Trade War Between China and the United States

Trade War Between China and the United States

In the ongoing trade war between China and the United States, if tariffs and restrictions make Chinese goods less welcome in American ports, surely India, the world’s largest democracy—with its low labour costs and burgeoning industrial base—can fill the gap. But is it so easy?

The scale of China’s export is staggering. In 2024, it shipped US$439 billion worth of goods directly to the US. Add indirect exports—those routed via Vietnam, Malaysia, Cambodia, and Mexico—and the figure climbs even higher. Replacing this volume is no small feat. India and its peers simply do not have the industrial depth, logistical capability, or policy clarity to substitute Chinese supply at scale.

Trade between Washington and Beijing has collapsed. But the idea of a long, grinding standoff is unrealistic. Within weeks, many American store shelves would begin to empty. China-based sellers constitute more than half of Amazon’s top-performing vendors.

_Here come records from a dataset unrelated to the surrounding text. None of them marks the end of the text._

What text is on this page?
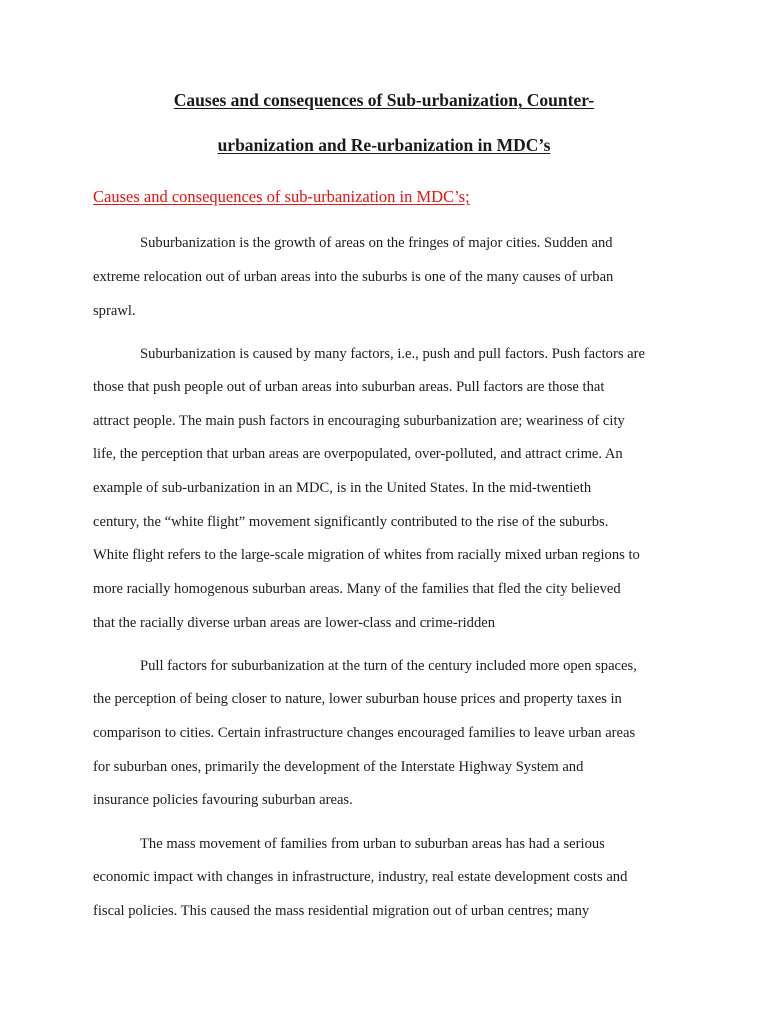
Causes and consequences of Sub-urbanization, Counter-
urbanization and Re-urbanization in MDC’s
Causes and consequences of sub-urbanization in MDC’s;
Suburbanization is the growth of areas on the fringes of major cities. Sudden and
extreme relocation out of urban areas into the suburbs is one of the many causes of urban
sprawl.
Suburbanization is caused by many factors, i.e., push and pull factors. Push factors are
those that push people out of urban areas into suburban areas. Pull factors are those that
attract people. The main push factors in encouraging suburbanization are; weariness of city
life, the perception that urban areas are overpopulated, over-polluted, and attract crime. An
example of sub-urbanization in an MDC, is in the United States. In the mid-twentieth
century, the “white flight” movement significantly contributed to the rise of the suburbs.
White flight refers to the large-scale migration of whites from racially mixed urban regions to
more racially homogenous suburban areas. Many of the families that fled the city believed
that the racially diverse urban areas are lower-class and crime-ridden
Pull factors for suburbanization at the turn of the century included more open spaces,
the perception of being closer to nature, lower suburban house prices and property taxes in
comparison to cities. Certain infrastructure changes encouraged families to leave urban areas
for suburban ones, primarily the development of the Interstate Highway System and
insurance policies favouring suburban areas.
The mass movement of families from urban to suburban areas has had a serious
economic impact with changes in infrastructure, industry, real estate development costs and
fiscal policies. This caused the mass residential migration out of urban centres; many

Should imports of electronics, toys, apparel and household goods remain stalled, prices would rise sharply, fuelling higher inflation expectations in a self-reinforcing cycle and ultimately shaking confidence in US financial assets. Pressure for a resolution—any resolution—will mount quickly. Any surge in Indian exports, therefore, is likely to be short-lived.

But US and China have been in a trade war for more than a decade; it is not just a Trump thing. So, even if a deal is reached, it may merely codify higher tariffs on Chinese goods. That, would leave Indian goods relatively more competitive. But the real question- Is India ready to grab the opportunity?

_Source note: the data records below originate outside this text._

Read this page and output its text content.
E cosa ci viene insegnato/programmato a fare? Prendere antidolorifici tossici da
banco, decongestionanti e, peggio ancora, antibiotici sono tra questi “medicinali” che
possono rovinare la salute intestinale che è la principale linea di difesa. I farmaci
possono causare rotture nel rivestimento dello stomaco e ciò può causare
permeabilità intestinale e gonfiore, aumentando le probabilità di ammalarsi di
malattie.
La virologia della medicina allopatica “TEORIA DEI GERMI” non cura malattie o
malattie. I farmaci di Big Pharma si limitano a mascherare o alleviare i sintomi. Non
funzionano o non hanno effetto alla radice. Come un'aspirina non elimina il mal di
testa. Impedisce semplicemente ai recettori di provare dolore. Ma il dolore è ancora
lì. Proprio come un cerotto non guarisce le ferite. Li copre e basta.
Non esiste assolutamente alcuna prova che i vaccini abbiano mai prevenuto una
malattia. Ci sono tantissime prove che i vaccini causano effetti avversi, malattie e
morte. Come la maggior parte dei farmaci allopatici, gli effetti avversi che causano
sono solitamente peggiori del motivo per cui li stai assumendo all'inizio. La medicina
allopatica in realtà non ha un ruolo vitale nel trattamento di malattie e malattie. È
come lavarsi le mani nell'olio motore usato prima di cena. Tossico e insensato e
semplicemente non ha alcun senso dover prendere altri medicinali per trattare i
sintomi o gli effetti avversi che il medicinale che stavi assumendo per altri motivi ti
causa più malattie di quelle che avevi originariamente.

While USA’s trade war may work in New Delhi’s favour, doubts remain over India’s capacity to become a manufacturing hub. Challenges such as a shortage of skilled workers, inadequate infrastructure, tangled supply chains, and bureaucratic delays still hamper its progress.

India’s manufacturing sector remains fragmented, largely low-tech, and ill-equipped to plug even a modest gap left by China.

One of the chief obstacles is quality. Indian products often struggle to meet international standards.

India’s traditional exports—textiles, garments and jewellery—have not scaled with global demand. Only in the pharmaceutical sector does India boast true heft: it supplies nearly half of America’s generic medicines. Here, additional gains are plausible but Americans are wary of replacing China with India in pharmaceuticals also.

Exporters face a complex of direct impediments. Regulatory compliance is difficult. According to HDFC Bank, India’s exporters must navigate a formidable list of one-time and recurring documentation.

Transport infrastructure is no less daunting. Congested and inefficient roads, railways, seaports, and airports impose delays and increased costs, directly impacting exporters’ ability to meet delivery terms.

Exporters in land-locked states are hamstrung by a lack of connectivity to gateway ports. It takes three to four days to move a shipment from a warehouse in Delhi to a port, three times longer than in other countries. This particularly affects agricultural produce.

The Indian Railways, one of the world’s five largest, moves over three million tonnes of cargo across the country. Yet the system is hobbled by ageing equipment, the lack of a modern signalling system, and an acute shortage of rakes, leading to higher costs and delays.

In 2023–24, nearly 63% of India’s solar equipment imports came from its northern neighbour. China controls 97% of global polysilicon production and 80% of solar module output. Indian manufacturers of smartphones, laptops, and appliances are similarly reliant on Chinese components.

Roughly 70% of active pharmaceutical ingredients (APIs) used in Indian drug manufacturing originate in China.

Chinese auto parts, too, remain essential to Indian assembly lines. Meanwhile, the metal sector is grappling with falling prices, declining exports, and rising imports—many of them Chinese.

Building global competitiveness requires patient hard work, done diligently over a long time. That means investing in science and technical education, scaling up vocational training, easing conditions for doing business, lowering indirect taxes, fostering fierce competition, supporting budding export champions, and creating conditions for sustained foreign direct investment with meaningful technology transfer.

Even though steps have been taken on the above mentioned aspects, they have not performed up to the mark. Thus, the result is, even if the US-China rivalry creates openings, India lacks the capacity to exploit them.

Ultimately, the key question is not whether the world will offer India a chance—it is whether India will do the hard work needed to seize it. We can still do the hard things now!!